Source: Katie Osborne
“It seems to me that both these things are going to markedly impact minor ailments schemes,” Ridge told the APPG.
Chief Executive of the Pharmacy Services Negotiating Committee (PSNC), Sue Sharpe, said she was disappointed about the “apparent complete reversal of the minor ailments scheme”.
She said: “A year ago the then minister said he would come back and hold himself to account.
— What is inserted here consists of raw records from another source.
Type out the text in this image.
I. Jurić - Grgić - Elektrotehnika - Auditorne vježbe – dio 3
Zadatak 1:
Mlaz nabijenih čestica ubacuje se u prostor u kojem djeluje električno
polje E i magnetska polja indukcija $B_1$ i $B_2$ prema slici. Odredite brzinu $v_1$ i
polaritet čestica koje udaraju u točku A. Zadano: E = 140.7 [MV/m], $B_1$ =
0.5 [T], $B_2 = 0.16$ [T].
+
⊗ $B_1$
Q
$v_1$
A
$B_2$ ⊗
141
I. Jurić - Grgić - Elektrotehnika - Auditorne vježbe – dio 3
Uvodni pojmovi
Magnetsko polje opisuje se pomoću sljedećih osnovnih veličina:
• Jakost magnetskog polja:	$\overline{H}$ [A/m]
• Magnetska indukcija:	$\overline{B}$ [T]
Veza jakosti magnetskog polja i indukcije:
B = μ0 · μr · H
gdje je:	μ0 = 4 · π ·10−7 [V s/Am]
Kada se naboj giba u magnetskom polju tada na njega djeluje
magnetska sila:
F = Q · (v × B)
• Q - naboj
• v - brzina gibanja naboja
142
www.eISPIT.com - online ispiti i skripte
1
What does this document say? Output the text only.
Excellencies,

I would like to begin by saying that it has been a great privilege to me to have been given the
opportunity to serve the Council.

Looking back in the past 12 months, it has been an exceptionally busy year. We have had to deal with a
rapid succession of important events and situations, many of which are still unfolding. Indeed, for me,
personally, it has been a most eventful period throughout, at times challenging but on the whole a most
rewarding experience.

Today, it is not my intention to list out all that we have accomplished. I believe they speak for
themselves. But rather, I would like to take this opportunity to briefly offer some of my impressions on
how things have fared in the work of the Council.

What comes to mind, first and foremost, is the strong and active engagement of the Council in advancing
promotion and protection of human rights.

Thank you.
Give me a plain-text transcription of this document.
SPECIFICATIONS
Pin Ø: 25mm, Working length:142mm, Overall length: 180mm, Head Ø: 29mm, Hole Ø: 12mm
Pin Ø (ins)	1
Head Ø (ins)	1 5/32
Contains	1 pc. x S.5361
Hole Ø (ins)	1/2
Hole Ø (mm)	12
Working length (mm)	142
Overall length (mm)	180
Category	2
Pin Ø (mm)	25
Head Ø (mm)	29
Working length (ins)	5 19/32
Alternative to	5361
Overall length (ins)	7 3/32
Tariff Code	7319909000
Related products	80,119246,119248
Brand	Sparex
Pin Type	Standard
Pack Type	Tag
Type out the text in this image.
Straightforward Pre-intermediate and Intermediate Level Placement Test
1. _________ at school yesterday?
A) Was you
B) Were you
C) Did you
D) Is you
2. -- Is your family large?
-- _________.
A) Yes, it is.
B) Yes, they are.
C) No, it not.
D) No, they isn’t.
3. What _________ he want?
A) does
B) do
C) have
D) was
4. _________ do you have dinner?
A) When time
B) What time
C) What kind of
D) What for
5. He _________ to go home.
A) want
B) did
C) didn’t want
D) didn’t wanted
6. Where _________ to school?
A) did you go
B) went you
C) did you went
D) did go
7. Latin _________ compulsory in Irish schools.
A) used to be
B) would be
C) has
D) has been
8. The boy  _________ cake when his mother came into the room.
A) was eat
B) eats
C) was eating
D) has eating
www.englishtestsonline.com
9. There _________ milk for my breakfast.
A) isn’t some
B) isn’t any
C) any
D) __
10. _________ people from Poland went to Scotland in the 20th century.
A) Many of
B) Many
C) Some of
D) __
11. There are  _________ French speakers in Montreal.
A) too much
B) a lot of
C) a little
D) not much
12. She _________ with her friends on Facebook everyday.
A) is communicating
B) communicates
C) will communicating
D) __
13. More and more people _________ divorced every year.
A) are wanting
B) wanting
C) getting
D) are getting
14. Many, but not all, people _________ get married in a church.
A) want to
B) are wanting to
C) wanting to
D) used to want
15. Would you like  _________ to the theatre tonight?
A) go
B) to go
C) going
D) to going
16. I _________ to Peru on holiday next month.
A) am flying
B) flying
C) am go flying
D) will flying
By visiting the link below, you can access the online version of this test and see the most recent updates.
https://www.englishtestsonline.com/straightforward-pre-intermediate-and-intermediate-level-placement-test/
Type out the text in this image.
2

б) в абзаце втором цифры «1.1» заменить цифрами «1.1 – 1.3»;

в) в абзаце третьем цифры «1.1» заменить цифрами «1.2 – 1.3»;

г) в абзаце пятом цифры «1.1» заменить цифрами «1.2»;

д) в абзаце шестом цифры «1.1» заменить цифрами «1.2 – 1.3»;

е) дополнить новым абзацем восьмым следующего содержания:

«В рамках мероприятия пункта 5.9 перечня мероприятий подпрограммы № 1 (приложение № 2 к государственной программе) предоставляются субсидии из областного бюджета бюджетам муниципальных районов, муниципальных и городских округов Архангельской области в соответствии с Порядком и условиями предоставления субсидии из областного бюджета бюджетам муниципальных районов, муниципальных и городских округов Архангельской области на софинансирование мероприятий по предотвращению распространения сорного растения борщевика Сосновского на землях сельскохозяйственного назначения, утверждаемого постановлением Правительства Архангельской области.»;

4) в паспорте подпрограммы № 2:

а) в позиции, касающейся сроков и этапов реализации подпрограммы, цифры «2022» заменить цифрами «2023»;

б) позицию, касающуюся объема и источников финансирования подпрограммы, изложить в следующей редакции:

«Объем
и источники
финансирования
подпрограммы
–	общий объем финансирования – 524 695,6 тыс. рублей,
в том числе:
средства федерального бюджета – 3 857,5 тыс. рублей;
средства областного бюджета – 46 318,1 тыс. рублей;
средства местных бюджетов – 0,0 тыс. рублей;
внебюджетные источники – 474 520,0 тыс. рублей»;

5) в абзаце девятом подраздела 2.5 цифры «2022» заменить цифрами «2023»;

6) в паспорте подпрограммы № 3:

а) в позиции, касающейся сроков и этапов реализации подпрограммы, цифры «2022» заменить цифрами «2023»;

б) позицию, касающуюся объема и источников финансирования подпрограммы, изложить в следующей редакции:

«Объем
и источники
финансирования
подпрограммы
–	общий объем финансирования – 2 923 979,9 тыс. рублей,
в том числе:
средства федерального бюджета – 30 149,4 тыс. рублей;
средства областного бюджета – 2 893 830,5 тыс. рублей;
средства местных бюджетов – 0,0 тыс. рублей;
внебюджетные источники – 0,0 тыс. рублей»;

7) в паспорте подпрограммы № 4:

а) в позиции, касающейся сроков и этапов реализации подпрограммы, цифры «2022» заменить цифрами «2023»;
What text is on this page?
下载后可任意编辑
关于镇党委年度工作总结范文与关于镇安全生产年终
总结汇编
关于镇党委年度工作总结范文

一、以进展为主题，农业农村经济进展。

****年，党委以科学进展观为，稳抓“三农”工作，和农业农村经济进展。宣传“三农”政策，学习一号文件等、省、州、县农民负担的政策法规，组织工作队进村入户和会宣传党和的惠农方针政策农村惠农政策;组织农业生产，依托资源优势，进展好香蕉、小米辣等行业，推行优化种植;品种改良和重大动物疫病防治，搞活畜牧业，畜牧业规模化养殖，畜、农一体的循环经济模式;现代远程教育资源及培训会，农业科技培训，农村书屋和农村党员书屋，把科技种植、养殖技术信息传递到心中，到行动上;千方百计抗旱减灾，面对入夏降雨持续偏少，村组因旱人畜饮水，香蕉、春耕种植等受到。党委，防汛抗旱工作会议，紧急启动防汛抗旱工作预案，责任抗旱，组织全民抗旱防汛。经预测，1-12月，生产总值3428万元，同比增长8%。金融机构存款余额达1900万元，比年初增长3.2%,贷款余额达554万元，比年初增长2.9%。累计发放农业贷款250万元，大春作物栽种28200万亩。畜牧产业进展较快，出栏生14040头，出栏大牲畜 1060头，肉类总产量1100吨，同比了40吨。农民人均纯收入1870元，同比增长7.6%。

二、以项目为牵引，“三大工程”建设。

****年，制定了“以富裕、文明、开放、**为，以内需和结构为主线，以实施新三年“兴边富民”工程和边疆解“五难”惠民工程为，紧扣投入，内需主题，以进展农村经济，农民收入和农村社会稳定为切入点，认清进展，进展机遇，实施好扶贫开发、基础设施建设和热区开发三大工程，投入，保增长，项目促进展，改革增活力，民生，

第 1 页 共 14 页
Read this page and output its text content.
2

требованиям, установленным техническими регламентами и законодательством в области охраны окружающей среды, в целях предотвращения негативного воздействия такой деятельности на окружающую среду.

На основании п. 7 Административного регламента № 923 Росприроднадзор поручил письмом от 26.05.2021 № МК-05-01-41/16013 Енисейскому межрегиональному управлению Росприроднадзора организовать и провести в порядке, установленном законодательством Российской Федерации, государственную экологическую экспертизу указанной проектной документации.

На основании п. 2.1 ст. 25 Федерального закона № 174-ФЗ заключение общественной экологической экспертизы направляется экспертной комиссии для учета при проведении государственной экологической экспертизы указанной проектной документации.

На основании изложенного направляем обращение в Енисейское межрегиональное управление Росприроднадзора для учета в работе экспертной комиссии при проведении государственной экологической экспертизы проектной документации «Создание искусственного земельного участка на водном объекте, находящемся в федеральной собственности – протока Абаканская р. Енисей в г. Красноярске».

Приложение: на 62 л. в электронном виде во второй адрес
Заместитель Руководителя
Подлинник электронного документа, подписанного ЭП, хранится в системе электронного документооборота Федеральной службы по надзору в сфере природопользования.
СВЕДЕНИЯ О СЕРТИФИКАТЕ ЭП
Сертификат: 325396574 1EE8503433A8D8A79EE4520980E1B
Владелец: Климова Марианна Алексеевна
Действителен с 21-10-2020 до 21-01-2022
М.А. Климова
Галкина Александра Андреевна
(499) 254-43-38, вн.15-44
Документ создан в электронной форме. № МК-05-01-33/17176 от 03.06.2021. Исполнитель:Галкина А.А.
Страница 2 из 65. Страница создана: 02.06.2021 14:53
Now we are told that things have ‘moved on’.”
She questioned why the NHS would take on the ‘extra cost’ of pushing people through the NHS 111 referrals system when there were 11,600 community pharmacists who could be approached directly.
On other matters, Brine told the APPG he was proud of his swift response to the PSNC’s request last month to increase the advance payment made to community pharmacists for prescription items by 15p, adding that he had been trying very hard to ‘reset’ the government’s relationship with the profession.
He also repeated his promise to lay decriminalisation legislation before Parliament by Christmas, saying the Community Pharmacy Dispensing Errors Order, had now received cross-government support.
And he said it was unacceptable that the level of engagement between community pharmacy and sustainability and transformation plans (STPs) was so ‘sketchy’, saying he expected to see an improvement.
“STPs are very, very central to our plans for an efficient modern NHS as are community pharmacies,” he said. “If you don’t bring the two together you are missing a trick and I don’t like missing tricks”
Brine added that MPs had a greater role to play in encouraging STP leaders in their constituencies to engage more with community pharmacists.
Speaking after the meeting, head of the Royal Pharmaceutical Society’s English Pharmacy Board, Sandra Gidley, said: “I feel very frustrated. I think it’s clear to me that Steve Brine wants to make use of pharmacists in the community pharmacy sector, but there’s been so little progress and there was a dearth of ideas from the table about how pharmacy can help with some of the pressures.
“When you consider they didn’t even talk about community pharmacy taking on case loads of patients from a medical practitioner if they are stable, and no talk about community pharmacy prescribing. We were thrown these little nuggets but it’s not enough. If the minister is frustrated and the chief pharmaceutical officer is satisfied, hence my frustration — because there’s so much potential and we should be doing so much more.”